Why I Left Apple Two Years Ago

A couple of nights ago I had a dream about working in Apple Retail again. It was a good time in my life. I enjoyed it, made great friends, and it was the start of my tech career. Yet the dream was horrendous. I was back at the same place I started in 2007, and none of the years between really mattered.

Dreams can help us process things we’re holding on to. They can let us know where our pain is, where we need to let go, and where we need to heal.

The last two days reflecting on the dream, I realized my fear related to it was that I haven’t moved on. I haven’t grown. I haven’t lived and experienced anything of value since my time in Retail.

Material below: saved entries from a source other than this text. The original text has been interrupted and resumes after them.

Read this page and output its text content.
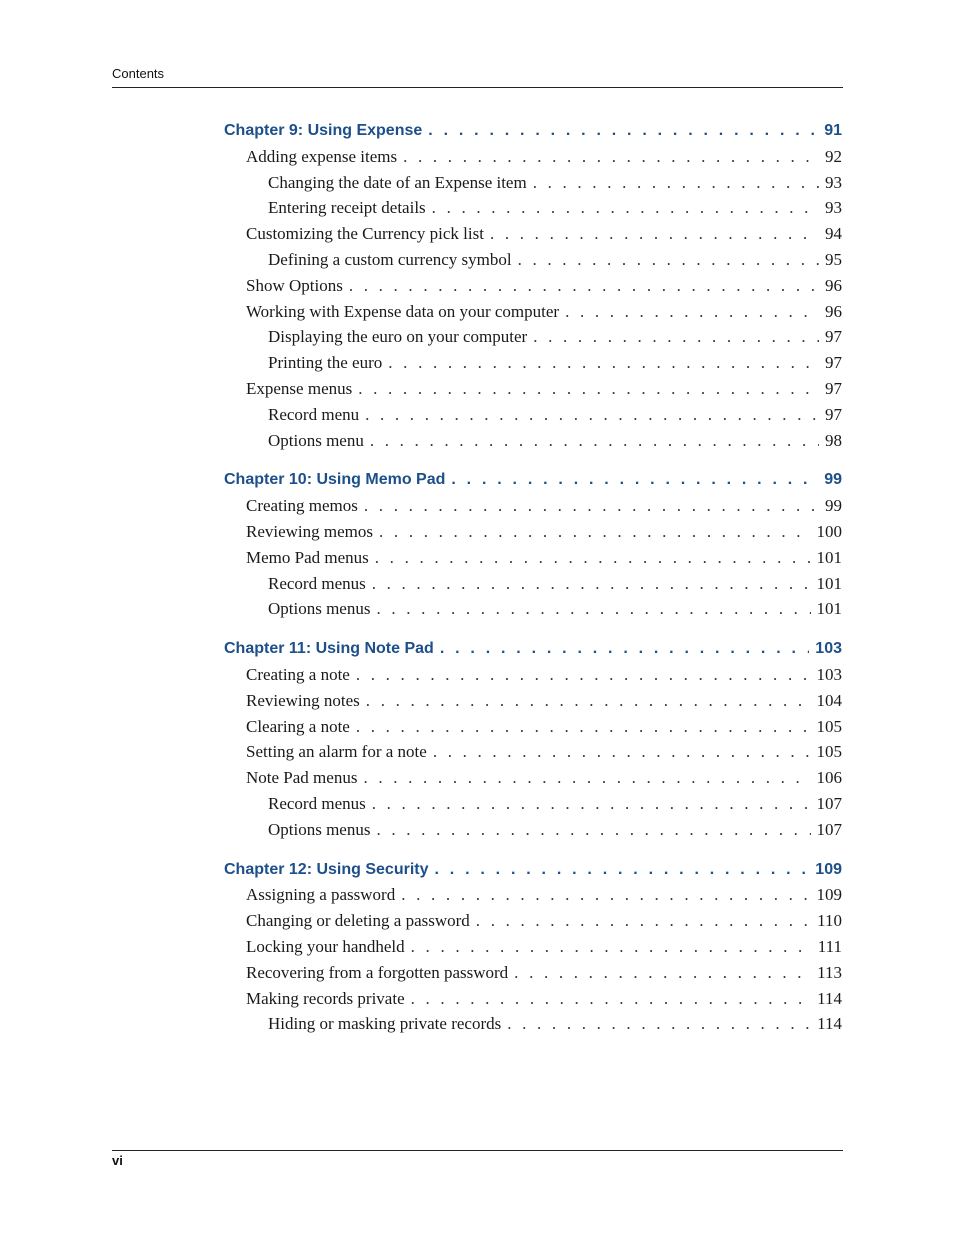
Contents
Chapter 9: Using Expense . . .	91
Adding expense items . . .	92
Changing the date of an Expense item . . .	93
Entering receipt details . . .	93
Customizing the Currency pick list . . .	94
Defining a custom currency symbol . . .	95
Show Options . . .	96
Working with Expense data on your computer . . .	96
Displaying the euro on your computer . . .	97
Printing the euro . . .	97
Expense menus . . .	97
Record menu . . .	97
Options menu . . .	98
Chapter 10: Using Memo Pad . . .	99
Creating memos . . .	99
Reviewing memos . . .	100
Memo Pad menus . . .	101
Record menus . . .	101
Options menus . . .	101
Chapter 11: Using Note Pad . . .	103
Creating a note . . .	103
Reviewing notes . . .	104
Clearing a note . . .	105
Setting an alarm for a note . . .	105
Note Pad menus . . .	106
Record menus . . .	107
Options menus . . .	107
Chapter 12: Using Security . . .	109
Assigning a password . . .	109
Changing or deleting a password . . .	110
Locking your handheld . . .	111
Recovering from a forgotten password . . .	113
Making records private . . .	114
Hiding or masking private records . . .	114
vi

Then I realized that’s the way the last HR Director at Apple made me feel before I quit. In our last conversation, following months of discussions about concerns I had, he diminished my years of work helping build Apple’s infrastructure and services. He made me feel like I wasn’t part of the culture I helped build. He made me feel like I didn’t belong in a place I had worked hard to be in, growing into with skills, knowledge, and experience. He made me feel like, in his words, I was “back in Retail”, as if it were an insult I was ever there.

I’ve been angry with him, but more angry with myself for letting it happen. It’s easy to say you shouldn’t let yourself be influenced by others, or let the words people say hurt you, especially enough to change your life. Yet, what he said that day hurt, because it touched vulnerabilities I had carried for years despite my incredible career, success, and professional growth.

Then I left.

He didn’t make that decision for me. I did. I could have stayed. I could have escalated. I possibly could have fought and sued. I could have sit down, shut up, and kept cashing the checks. Instead, I quit and went elsewhere, leaving behind the work I had done, the team I had built, and people I enjoyed working with (most of them, anyway).

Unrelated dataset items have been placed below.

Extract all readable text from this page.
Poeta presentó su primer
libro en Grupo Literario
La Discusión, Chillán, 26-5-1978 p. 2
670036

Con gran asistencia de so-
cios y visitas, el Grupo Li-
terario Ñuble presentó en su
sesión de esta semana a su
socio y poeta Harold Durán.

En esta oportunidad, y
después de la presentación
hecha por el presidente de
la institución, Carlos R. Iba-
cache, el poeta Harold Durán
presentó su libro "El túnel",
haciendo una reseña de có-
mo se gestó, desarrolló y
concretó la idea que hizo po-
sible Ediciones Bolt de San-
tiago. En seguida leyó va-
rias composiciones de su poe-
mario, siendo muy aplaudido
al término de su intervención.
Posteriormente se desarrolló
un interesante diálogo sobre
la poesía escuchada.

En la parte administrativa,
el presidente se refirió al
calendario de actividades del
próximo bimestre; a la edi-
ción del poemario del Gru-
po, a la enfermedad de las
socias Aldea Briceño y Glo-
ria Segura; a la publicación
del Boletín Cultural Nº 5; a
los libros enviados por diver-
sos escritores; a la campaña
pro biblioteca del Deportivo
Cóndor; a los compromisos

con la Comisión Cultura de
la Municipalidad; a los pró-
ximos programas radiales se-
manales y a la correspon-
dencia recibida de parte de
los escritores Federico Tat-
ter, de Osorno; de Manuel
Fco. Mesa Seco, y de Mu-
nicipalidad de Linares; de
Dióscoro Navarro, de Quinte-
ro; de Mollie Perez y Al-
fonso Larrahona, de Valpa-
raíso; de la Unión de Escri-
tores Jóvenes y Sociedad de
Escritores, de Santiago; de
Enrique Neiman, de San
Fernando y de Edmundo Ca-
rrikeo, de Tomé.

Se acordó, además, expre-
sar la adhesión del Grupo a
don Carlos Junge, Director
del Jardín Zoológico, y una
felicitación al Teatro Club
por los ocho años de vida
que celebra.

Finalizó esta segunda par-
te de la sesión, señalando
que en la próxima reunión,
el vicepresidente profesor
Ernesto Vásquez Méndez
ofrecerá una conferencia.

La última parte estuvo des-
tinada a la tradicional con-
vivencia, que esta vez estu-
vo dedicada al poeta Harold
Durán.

Being honest with myself about this, and forgiving myself for it, is the hard part that has taken time to reach.

The flip side is I needed personal growth. I needed to explore emotions, art, poetry, spirituality, and creativity. I also needed therapy. I needed to heal from long experienced PTSD. I needed to be diagnosed with ADHD and unpack it. I needed to work in a more positive culture and on a different team. None of this happened the twelve years I was at Apple, and there are few signs it would have if I had stayed.

Finally, I needed to take some intentional time off, which I was able to begin three months ago. That time off is how I got to today, where I can sit, write this, and be honest with myself and you about what happened.

I’m sorry to the team and people I left at Apple unexpectedly, and without any guidance about the problems I had navigated there before leaving. I’m sorry most to myself for not taking the time during my career to explore and address the issues I had, so my personal growth could match my professional life.

As for the HR Director, whether he’s current or former, I have mixed feelings about him. I hope he has never said anything to others like what he said to me, even though leaving Apple has worked out for me. Those at Apple who come from Retail do not deserve to be treated like a different class, or unworthy of being in roles they’ve earned, especially since demographics from Retail also intersect with greater diversity, culture, and economic backgrounds. There’s an issue there, not just with him, and I hope Apple works to address it.

I have more time off ahead. I’m writing a book, along with a few other personal projects. I’m relocating. I’m enjoying art, poetry, people, and places. I’m also figuring out what a return to work will look like. I don’t think it will be like before. It may not even be in tech.

Whatever it is, it will be something I can put my heart, spirit, and mind into, and magical things happen when those are in alignment.